Dès lors, la demande d'annulation du jugement entrepris sera rejetée.
II. Sur l'abus de position dominante
La démonstration d'un abus de position dominante présuppose dans un premier temps la définition d'un marché pertinent où l'entreprise mise en cause détient une position dominante, puis dans un second temps la caractérisation de l'abus lui-même.
Sur le marché pertinent
Les sociétés Inforad soutiennent que le tribunal de commerce n'a pas défini un marché pertinent au regard du contexte concurrentiel en vigueur au moment de la commission des pratiques.
Selon elles,
- le marché pertinent doit prendre en compte le paysage concurrentiel tel qu'il existe au moment de la commission des pratiques alléguées, et non au jour du prononcé du jugement, comme l'a fait le tribunal ;
- le jugement ne fait qu'aborder, en des termes vagues et inexacts, le marché concerné par les pratiques et se contente de reprendre la définition de marché pertinent donnée par les sociétés Coyote et EMAS selon laquelle il existe un marché global des outils d'aide à la conduite, peu important leur fonction (guidage GPS, boîtier avertisseur, etc.), leur support (application mobile, boîtier, système embarqué), leur date d'apparition sur le marché ou leur prix ;
- or, la demande que satisfait le service de boîtiers de détection radars est extrêmement spécifique : si les conducteurs acceptent de payer un abonnement à Coyote, ce n'est pas, comme sur un GPS classique, pour être guidé d'un point A à un point B (même avec un système d'info-trafic), mais pour bénéficier en temps réel des services d'une communauté de conducteurs, qui pourra immédiatement avertir tous les autres membres d'événements non récurrents (essentiellement, bien sûr, les radars mobiles), permettant d'adapter sans délai la conduite (et principalement la vitesse) à ces événements, très précisément localisés ;
- le jugement énonce à tort qu'il suffit, pour définir un marché au sens du droit de la concurrence, de se reporter à une " norme " relative à tout outil d'aide à la conduite, alors que cette norme ne dit rien sur l'existence ou non d'une substituabilité, au sens du droit de la concurrence.

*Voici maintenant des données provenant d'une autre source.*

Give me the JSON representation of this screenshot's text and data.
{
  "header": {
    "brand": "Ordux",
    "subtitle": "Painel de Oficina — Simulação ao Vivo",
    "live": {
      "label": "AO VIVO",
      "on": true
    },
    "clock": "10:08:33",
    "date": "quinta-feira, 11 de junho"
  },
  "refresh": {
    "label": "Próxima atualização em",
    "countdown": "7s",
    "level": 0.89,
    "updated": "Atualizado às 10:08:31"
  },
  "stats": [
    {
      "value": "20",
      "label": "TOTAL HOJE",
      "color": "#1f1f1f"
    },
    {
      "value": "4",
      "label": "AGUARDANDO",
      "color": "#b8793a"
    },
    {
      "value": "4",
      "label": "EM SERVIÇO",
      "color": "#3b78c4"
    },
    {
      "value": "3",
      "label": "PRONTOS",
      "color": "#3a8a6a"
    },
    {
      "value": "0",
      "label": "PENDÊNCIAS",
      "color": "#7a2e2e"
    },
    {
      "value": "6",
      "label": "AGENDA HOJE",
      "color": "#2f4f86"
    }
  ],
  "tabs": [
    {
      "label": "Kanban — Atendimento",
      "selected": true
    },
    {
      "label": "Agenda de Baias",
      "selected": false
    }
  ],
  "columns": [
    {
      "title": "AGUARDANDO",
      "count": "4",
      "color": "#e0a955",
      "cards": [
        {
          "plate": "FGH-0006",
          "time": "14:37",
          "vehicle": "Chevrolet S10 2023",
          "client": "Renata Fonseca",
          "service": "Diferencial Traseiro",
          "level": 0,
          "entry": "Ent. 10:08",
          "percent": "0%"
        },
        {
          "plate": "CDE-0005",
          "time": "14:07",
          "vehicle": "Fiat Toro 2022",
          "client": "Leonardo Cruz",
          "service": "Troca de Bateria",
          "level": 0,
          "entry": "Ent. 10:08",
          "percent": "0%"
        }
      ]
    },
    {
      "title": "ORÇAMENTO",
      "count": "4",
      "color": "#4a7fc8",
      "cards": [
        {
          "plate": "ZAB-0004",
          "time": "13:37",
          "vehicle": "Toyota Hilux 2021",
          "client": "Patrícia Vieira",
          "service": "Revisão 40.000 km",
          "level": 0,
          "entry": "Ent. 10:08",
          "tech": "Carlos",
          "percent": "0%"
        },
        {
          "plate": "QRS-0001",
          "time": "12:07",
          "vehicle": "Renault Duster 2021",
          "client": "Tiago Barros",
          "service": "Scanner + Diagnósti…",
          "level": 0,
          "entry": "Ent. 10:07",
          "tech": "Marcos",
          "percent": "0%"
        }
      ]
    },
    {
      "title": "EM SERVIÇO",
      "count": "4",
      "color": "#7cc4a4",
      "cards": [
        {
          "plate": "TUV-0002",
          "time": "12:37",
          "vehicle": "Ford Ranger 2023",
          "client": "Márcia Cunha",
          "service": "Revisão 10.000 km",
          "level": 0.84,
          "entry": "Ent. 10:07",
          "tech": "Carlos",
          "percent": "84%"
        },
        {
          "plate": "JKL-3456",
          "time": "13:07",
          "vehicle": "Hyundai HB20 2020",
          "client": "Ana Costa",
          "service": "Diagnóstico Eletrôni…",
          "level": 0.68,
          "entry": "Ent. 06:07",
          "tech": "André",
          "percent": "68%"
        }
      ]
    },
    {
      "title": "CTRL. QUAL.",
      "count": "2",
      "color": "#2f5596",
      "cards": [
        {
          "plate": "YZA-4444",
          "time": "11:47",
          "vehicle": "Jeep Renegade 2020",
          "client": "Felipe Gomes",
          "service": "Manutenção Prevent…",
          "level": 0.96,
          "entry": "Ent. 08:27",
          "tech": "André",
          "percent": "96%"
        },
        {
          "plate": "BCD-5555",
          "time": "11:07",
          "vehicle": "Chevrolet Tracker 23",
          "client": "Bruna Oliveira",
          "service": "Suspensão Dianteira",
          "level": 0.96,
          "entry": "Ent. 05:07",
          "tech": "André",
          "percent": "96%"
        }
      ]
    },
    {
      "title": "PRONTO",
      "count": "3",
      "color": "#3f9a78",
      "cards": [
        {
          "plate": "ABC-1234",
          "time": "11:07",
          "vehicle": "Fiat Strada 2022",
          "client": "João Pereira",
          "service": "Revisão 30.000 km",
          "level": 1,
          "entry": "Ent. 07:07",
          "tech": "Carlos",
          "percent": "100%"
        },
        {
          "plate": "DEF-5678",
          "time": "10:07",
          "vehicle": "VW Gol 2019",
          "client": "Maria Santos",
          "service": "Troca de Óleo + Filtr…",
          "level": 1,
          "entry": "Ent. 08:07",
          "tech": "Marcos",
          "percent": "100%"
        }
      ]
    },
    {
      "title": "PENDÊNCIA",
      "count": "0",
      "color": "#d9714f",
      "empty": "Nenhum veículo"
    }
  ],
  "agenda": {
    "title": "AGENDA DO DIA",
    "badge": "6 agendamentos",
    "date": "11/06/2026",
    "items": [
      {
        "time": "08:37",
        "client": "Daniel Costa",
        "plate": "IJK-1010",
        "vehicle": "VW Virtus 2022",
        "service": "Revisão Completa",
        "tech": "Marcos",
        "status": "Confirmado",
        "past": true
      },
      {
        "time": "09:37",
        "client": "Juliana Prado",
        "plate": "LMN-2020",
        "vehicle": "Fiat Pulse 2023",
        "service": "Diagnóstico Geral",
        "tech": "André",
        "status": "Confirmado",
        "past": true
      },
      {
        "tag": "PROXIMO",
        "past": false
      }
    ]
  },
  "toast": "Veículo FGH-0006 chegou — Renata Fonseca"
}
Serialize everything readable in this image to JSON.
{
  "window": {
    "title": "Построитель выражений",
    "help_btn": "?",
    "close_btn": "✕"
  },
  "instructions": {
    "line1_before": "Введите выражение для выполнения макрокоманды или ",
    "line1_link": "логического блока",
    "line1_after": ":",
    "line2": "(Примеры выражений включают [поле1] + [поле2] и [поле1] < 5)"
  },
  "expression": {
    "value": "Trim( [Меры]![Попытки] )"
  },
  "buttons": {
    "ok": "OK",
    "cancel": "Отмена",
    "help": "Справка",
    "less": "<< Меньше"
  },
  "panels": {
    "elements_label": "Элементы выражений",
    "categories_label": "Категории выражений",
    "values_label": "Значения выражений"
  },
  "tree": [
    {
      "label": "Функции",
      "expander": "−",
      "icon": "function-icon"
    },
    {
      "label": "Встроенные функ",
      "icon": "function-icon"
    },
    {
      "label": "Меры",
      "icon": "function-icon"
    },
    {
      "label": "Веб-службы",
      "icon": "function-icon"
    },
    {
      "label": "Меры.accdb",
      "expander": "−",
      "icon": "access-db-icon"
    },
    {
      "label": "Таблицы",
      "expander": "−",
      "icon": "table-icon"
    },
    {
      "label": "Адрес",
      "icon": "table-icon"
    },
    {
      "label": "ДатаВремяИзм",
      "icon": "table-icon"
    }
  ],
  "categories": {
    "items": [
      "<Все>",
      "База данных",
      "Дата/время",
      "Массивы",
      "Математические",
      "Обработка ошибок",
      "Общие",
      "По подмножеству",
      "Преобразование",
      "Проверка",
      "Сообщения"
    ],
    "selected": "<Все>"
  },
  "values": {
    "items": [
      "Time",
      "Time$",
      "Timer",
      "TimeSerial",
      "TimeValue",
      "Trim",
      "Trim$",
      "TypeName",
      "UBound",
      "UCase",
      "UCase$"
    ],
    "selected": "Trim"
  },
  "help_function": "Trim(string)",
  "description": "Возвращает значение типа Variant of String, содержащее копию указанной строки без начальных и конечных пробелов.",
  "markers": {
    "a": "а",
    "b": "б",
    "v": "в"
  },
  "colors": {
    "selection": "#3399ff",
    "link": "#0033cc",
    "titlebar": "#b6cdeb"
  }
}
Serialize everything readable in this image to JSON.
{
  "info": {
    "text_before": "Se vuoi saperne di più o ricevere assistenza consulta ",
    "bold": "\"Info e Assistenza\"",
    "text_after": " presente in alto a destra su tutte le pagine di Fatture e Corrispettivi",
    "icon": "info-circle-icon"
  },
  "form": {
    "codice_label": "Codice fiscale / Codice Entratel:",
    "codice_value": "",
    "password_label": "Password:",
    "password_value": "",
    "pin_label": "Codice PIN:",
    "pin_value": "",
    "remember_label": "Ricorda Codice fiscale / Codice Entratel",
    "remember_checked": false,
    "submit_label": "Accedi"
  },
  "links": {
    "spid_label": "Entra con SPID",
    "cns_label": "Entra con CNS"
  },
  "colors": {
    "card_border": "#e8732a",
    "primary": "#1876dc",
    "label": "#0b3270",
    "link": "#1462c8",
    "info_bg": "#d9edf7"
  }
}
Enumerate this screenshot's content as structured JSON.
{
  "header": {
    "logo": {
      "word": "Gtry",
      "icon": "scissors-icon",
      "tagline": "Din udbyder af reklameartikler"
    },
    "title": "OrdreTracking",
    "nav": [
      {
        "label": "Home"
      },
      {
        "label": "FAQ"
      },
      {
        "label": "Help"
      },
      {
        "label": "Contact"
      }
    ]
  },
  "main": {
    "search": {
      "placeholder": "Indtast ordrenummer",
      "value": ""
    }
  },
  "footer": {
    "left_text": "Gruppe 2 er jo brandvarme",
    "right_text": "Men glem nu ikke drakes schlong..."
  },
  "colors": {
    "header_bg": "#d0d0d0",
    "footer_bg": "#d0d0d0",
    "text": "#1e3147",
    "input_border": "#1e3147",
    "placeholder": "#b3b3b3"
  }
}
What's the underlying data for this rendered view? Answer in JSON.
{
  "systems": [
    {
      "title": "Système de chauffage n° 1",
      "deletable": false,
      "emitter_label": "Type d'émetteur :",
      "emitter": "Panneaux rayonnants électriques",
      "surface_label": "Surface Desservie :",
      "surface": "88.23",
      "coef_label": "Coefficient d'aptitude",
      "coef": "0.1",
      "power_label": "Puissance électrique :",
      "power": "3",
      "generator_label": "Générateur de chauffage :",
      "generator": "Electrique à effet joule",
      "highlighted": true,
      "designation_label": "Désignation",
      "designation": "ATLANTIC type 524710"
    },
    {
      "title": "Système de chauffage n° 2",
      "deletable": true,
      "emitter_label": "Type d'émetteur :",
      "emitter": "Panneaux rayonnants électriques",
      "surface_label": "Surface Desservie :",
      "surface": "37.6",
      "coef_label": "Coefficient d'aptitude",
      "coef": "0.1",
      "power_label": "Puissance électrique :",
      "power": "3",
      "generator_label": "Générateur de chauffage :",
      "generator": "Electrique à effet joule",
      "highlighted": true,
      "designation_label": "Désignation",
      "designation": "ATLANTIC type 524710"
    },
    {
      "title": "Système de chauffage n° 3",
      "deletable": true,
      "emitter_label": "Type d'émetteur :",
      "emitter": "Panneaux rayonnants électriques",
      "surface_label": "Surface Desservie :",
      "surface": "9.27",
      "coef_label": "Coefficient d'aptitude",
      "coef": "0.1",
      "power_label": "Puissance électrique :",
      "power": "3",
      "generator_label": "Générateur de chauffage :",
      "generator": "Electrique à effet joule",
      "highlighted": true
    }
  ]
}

Elles font valoir que le marché doit être défini en l'espèce comme " le marché français des boîtiers avertisseurs de radars (puis, à partir de 2012, de zones de danger) communautaires et payants ".
- sur la définition matérielle du marché :
* elles soulignent que les boîtiers avertisseurs n'étaient pas, au moment des faits, substituables aux outils d'aide à la conduite non fondés sur le recours à une communauté d'utilisateurs active; il s'agit de deux produits ayant deux usages et deux finalités distincts : d'un côté (GPS de type Garmin), il s'agit de disposer d'un guidage et d'une information générale, même si elle est mise à jour régulièrement, sur le trafic et l'existence de certaines zones particulières afin d'arriver le plus rapidement à destination, et de l'autre côté (avertisseurs de type Coyote), il s'agit de connaître et d'informer les autres membres de la communauté en temps réel d'événements susceptibles d'avoir une influence sur la conduite afin d'éviter de perdre des points sur leur permis de conduire;
* de plus, elles soutiennent qu'à l'époque des faits, la substituabilité avec les applications sur smartphones était discutable car les utilisateurs d'applications étaient peu nombreux, peu réguliers et différents de ceux du produit Coyote; en toute hypothèse, les applications totalement gratuites n'étaient pas considérées comme faisant partie du même marché car l'utilisateur, qui télécharge une application gratuite, n'aura pas d'incitations à l'utiliser avec assiduité, contrairement à l'application payante et ne contribuera pas à l'information de la communauté; l'information fiable a donc un prix, qui est celui de l'adhésion à la communauté;
- sur la définition géographique du marché : elles soutiennent que le marché en cause en l'espèce est de dimension nationale car :
* le véritable facteur différenciant un boîtier d'aide à la conduite par rapport à un autre réside dans la communauté d'utilisateurs de chaque fabricant;
* sur le territoire français, les fabricants de détecteurs de radars (ou depuis 2012, de " zones de danger ") que sont Coyote, Inforad et Wikango étaient toutes des sociétés dont le siège social se situait en France, ce territoire étant le coeur rde leur activité; on imagine ainsi mal un utilisateur français choisir de s'équiper d'un avertisseur de radars dont le cœur de l'activité (et donc la communauté) serait principalement située à l'étranger, prenant ainsi le risque d'acquérir un boîtier qui, reposant sur une communauté d'utilisateurs quasiment inexistante en France, serait totalement inutile;
* de plus, en France, depuis 2012, l'usage du boîtier n'est licite qu'une fois celui-ci homologué ; d'autres Etats-Membres ne connaissaient pas ce système d'homologation, et d'autres encore interdisaient l'usage de détecteur de radars; il était donc de la responsabilité de l'utilisateur de vérifier, avant tout trajet à l'étranger, que l'usage du boîtier était autorisé dans le pays dans lequel il se déplaçait. Les sociétés Coyote et EMAS soutiennent qu'il est infondé de définir le marché pertinent comme " le marché français des boîtiers avertisseurs de radars (puis, à partir de 2012 de zones de danger) communautaires et payants ".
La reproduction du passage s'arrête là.